Errores que conviene evitar

  • Esperar a que exista una capa gruesa de depósitos.
  • Utilizar demasiado detergente.
  • Frotar con lana de acero.
  • Raspar los agujeros con un cuchillo.
  • Utilizar vinagre sin comprobar el material y el acabado.
  • Dejar productos ácidos actuando durante horas.
  • Olvidar aclarar después de limpiar.
  • Dejar agua permanentemente en la bandeja inferior.
  • Guardar el escurridor todavía húmedo.
  • Aplicar lejía o productos con cloro sin comprobar su compatibilidad.
  • Mezclar diferentes productos de limpieza.

La comprobación que puedes hacer en segundos

Cuando aparezca una pequeña marca, limpia primero una zona con agua templada y detergente y sécala completamente.

Si desaparece, probablemente estabas viendo residuos superficiales.

Si continúa como un borde blanco alrededor de donde había una gota, puede tratarse de depósitos minerales y, si el fabricante lo permite, un tratamiento suave y localizado contra la cal puede ser suficiente.

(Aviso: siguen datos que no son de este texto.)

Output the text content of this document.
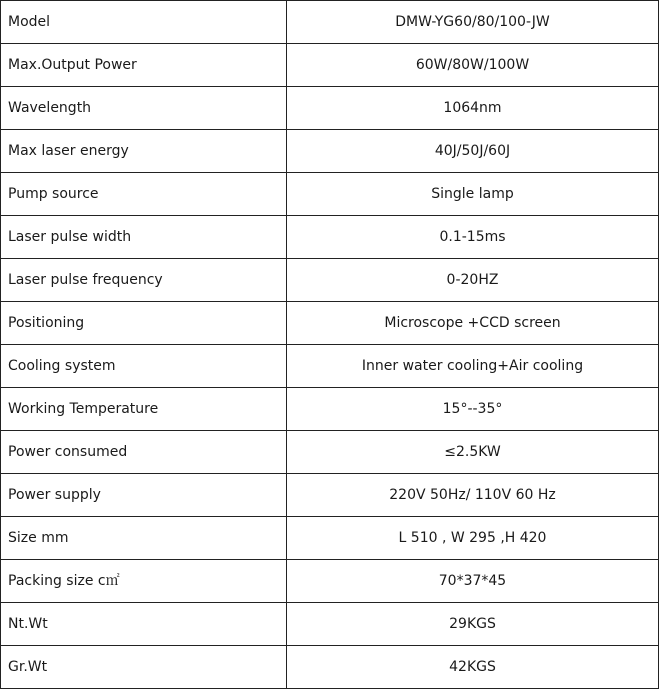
Model	DMW-YG60/80/100-JW
Max.Output Power	60W/80W/100W
Wavelength	1064nm
Max laser energy	40J/50J/60J
Pump source	Single lamp
Laser pulse width	0.1-15ms
Laser pulse frequency	0-20HZ
Positioning	Microscope +CCD screen
Cooling system	Inner water cooling+Air cooling
Working Temperature	15°--35°
Power consumed	≤2.5KW
Power supply	220V 50Hz/ 110V 60 Hz
Size mm	L 510 , W 295 ,H 420
Packing size c㎡	70*37*45
Nt.Wt	29KGS
Gr.Wt	42KGS
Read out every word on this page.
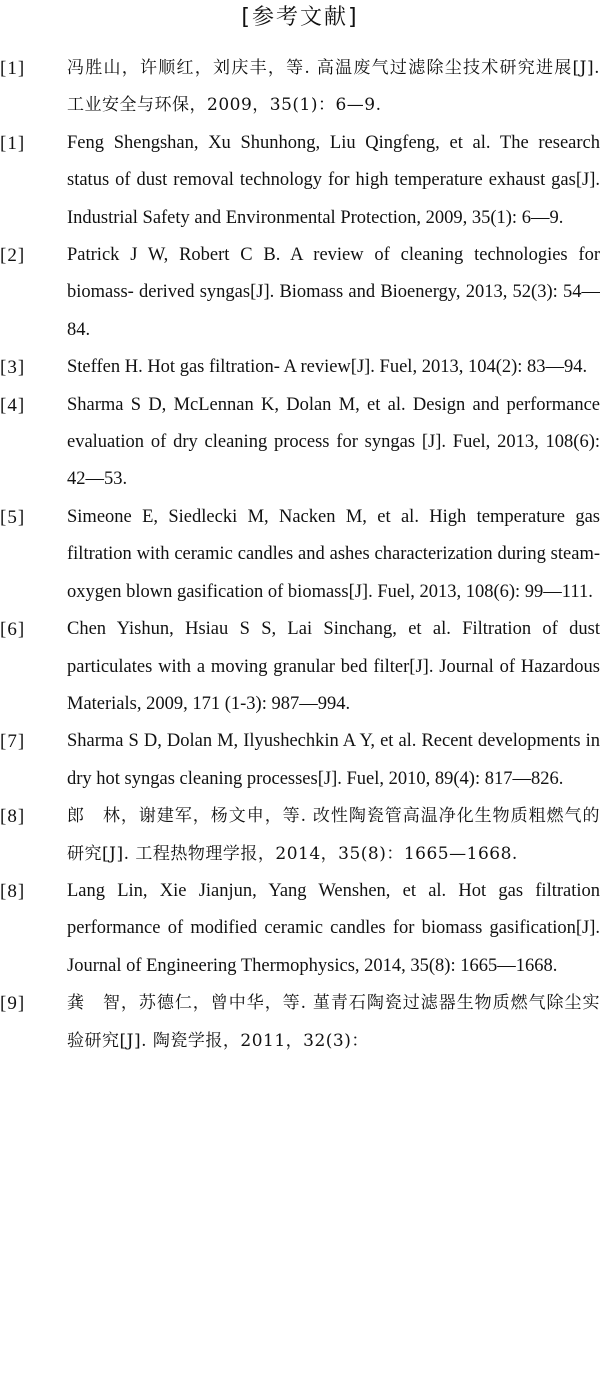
[参考文献]
[1]	冯胜山，许顺红，刘庆丰，等. 高温废气过滤除尘技术研究进展[J]. 工业安全与环保，2009，35(1)：6—9.
[1]	Feng Shengshan, Xu Shunhong, Liu Qingfeng, et al. The research status of dust removal technology for high temperature exhaust gas[J]. Industrial Safety and Environmental Protection, 2009, 35(1): 6—9.
[2]	Patrick J W, Robert C B. A review of cleaning technologies for biomass- derived syngas[J]. Biomass and Bioenergy, 2013, 52(3): 54—84.
[3]	Steffen H. Hot gas filtration- A review[J]. Fuel, 2013, 104(2): 83—94.
[4]	Sharma S D, McLennan K, Dolan M, et al. Design and performance evaluation of dry cleaning process for syngas [J]. Fuel, 2013, 108(6): 42—53.
[5]	Simeone E, Siedlecki M, Nacken M, et al. High temperature gas filtration with ceramic candles and ashes characterization during steam-oxygen blown gasification of biomass[J]. Fuel, 2013, 108(6): 99—111.
[6]	Chen Yishun, Hsiau S S, Lai Sinchang, et al. Filtration of dust particulates with a moving granular bed filter[J]. Journal of Hazardous Materials, 2009, 171 (1-3): 987—994.
[7]	Sharma S D, Dolan M, Ilyushechkin A Y, et al. Recent developments in dry hot syngas cleaning processes[J]. Fuel, 2010, 89(4): 817—826.
[8]	郎　林，谢建军，杨文申，等. 改性陶瓷管高温净化生物质粗燃气的研究[J]. 工程热物理学报，2014，35(8)：1665—1668.
[8]	Lang Lin, Xie Jianjun, Yang Wenshen, et al. Hot gas filtration performance of modified ceramic candles for biomass gasification[J]. Journal of Engineering Thermophysics, 2014, 35(8): 1665—1668.
[9]	龚　智，苏德仁，曾中华，等. 堇青石陶瓷过滤器生物质燃气除尘实验研究[J]. 陶瓷学报，2011，32(3)：
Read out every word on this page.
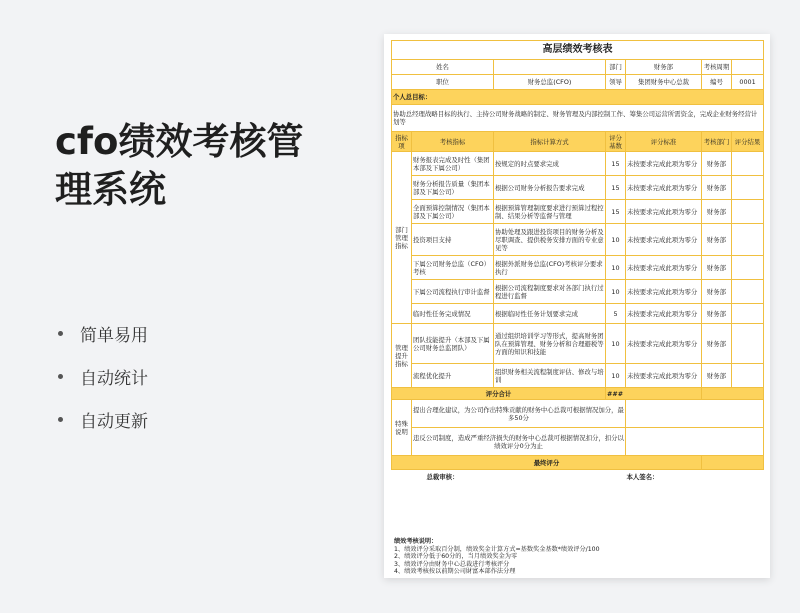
cfo绩效考核管
理系统
简单易用
自动统计
自动更新
高层绩效考核表						
姓名			部门	财务部	考核周期	
职位		财务总监(CFO)	领导	集团财务中心总裁	编号	0001
个人总目标：						
协助总经理战略目标的执行、主持公司财务战略的制定、财务管理及内部控制工作、筹集公司运营所需资金，完成企业财务经营计划等						
指标项	考核指标	指标计算方式	评分基数	评分标准	考核部门	评分结果
部门管理指标	财务报表完成及时性（集团本部及下属公司）	按规定的时点要求完成	15	未按要求完成此项为零分	财务部	
	财务分析报告质量（集团本部及下属公司）	根据公司财务分析报告要求完成	15	未按要求完成此项为零分	财务部	
	全面预算控制情况（集团本部及下属公司）	根据预算管理制度要求进行预算过程控制、结果分析等监督与管理	15	未按要求完成此项为零分	财务部	
	投资项目支持	协助处理及跟进投资项目的财务分析及尽职调查、提供税务安排方面的专业意见等	10	未按要求完成此项为零分	财务部	
	下属公司财务总监（CFO）考核	根据外派财务总监(CFO)考核评分要求执行	10	未按要求完成此项为零分	财务部	
	下属公司流程执行审计监督	根据公司流程制度要求对各部门执行过程进行监督	10	未按要求完成此项为零分	财务部	
	临时性任务完成情况	根据临时性任务计划要求完成	5	未按要求完成此项为零分	财务部	
管理提升指标	团队技能提升（本部及下属公司财务总监团队）	通过组织培训学习等形式，提高财务团队在预算管理、财务分析和合理避税等方面的知识和技能	10	未按要求完成此项为零分	财务部	
	流程优化提升	组织财务相关流程制度评估、修改与培训	10	未按要求完成此项为零分	财务部	
评分合计			###			
特殊说明	提出合理化建议，为公司作出特殊贡献的财务中心总裁可根据情况加分，最多50分					
	违反公司制度，造成严重经济损失的财务中心总裁可根据情况扣分，扣分以绩效评分0分为止					
最终评分						
总裁审核：				本人签名：		
绩效考核说明：
1、绩效评分采取百分制，绩效奖金计算方式=基数奖金基数*绩效评分/100
2、绩效评分低于60分的，当月绩效奖金为零
3、绩效评分由财务中心总裁进行考核评分
4、绩效考核按以前期公司財富本部作法分理
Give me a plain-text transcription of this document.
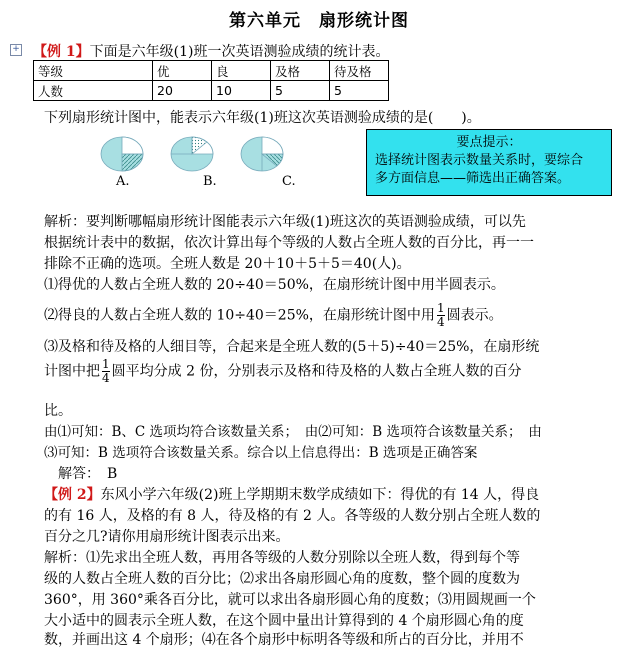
第六单元　扇形统计图
+ 【例 1】下面是六年级(1)班一次英语测验成绩的统计表。
等级	优	良	及格	待及格
人数	20	10	5	5
下列扇形统计图中，能表示六年级(1)班这次英语测验成绩的是(　　)。
A.	B.	C.
要点提示：
选择统计图表示数量关系时，要综合
多方面信息——筛选出正确答案。
解析：要判断哪幅扇形统计图能表示六年级(1)班这次的英语测验成绩，可以先
根据统计表中的数据，依次计算出每个等级的人数占全班人数的百分比，再一一
排除不正确的选项。全班人数是 20＋10＋5＋5＝40(人)。
⑴得优的人数占全班人数的 20÷40＝50%，在扇形统计图中用半圆表示。
⑵得良的人数占全班人数的 10÷40＝25%，在扇形统计图中用 $\frac{1}{4}$ 圆表示。
⑶及格和待及格的人细目等，合起来是全班人数的(5＋5)÷40＝25%，在扇形统
计图中把 $\frac{1}{4}$ 圆平均分成 2 份，分别表示及格和待及格的人数占全班人数的百分
比。
由⑴可知：B、C 选项均符合该数量关系；　由⑵可知：B 选项符合该数量关系；　由
⑶可知：B 选项符合该数量关系。综合以上信息得出：B 选项是正确答案
　解答：　B
【例 2】东风小学六年级(2)班上学期期末数学成绩如下：得优的有 14 人，得良
的有 16 人，及格的有 8 人，待及格的有 2 人。各等级的人数分别占全班人数的
百分之几?请你用扇形统计图表示出来。
解析：⑴先求出全班人数，再用各等级的人数分别除以全班人数，得到每个等
级的人数占全班人数的百分比；⑵求出各扇形圆心角的度数，整个圆的度数为
360°，用 360°乘各百分比，就可以求出各扇形圆心角的度数；⑶用圆规画一个
大小适中的圆表示全班人数，在这个圆中量出计算得到的 4 个扇形圆心角的度
数，并画出这 4 个扇形；⑷在各个扇形中标明各等级和所占的百分比，并用不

Si es marrón, rojiza, profunda o parece alterar físicamente el acero, no sigas aumentando la fuerza del fregado: conviene identificar primero si existe corrosión o algún daño en el acabado.

Preguntas frecuentes

¿Por qué aparecen marcas blancas en el acero?

Con frecuencia son minerales que quedan sobre la superficie cuando las gotas de agua se evaporan.

¿Puedo utilizar vinagre?

En acero inoxidable compatible, una solución diluida puede ayudar con depósitos minerales. Comprueba siempre las instrucciones del fabricante, especialmente si existen otros materiales o revestimientos.

¿Cuánto tiempo debería dejarlo actuar?

Para pequeñas marcas puedes empezar con aproximadamente 5 minutos y después aclarar abundantemente.

¿Puedo utilizar un estropajo metálico?

Es mejor evitarlo. Puede rayar el acabado y dejar partículas metálicas sobre la superficie.

¿Por qué aparecen puntos marrones?

Pueden tener diferentes causas, incluida contaminación metálica o corrosión. Si no desaparecen con una limpieza suave, inspecciona cuidadosamente el estado del material.

¿Cómo evito que vuelvan las marcas de agua?

Vacía el agua acumulada, limpia periódicamente el escurridor y sécalo después del lavado en lugar de dejar que todas las gotas se evaporen sobre el acero.

¿Qué zona solemos olvidar?

La bandeja y la parte inferior. El escurridor puede parecer impecable por arriba mientras debajo permanece agua durante horas, por lo que levantarlo y limpiar esa zona periódicamente es una de las mejores formas de mantenerlo en buen estado.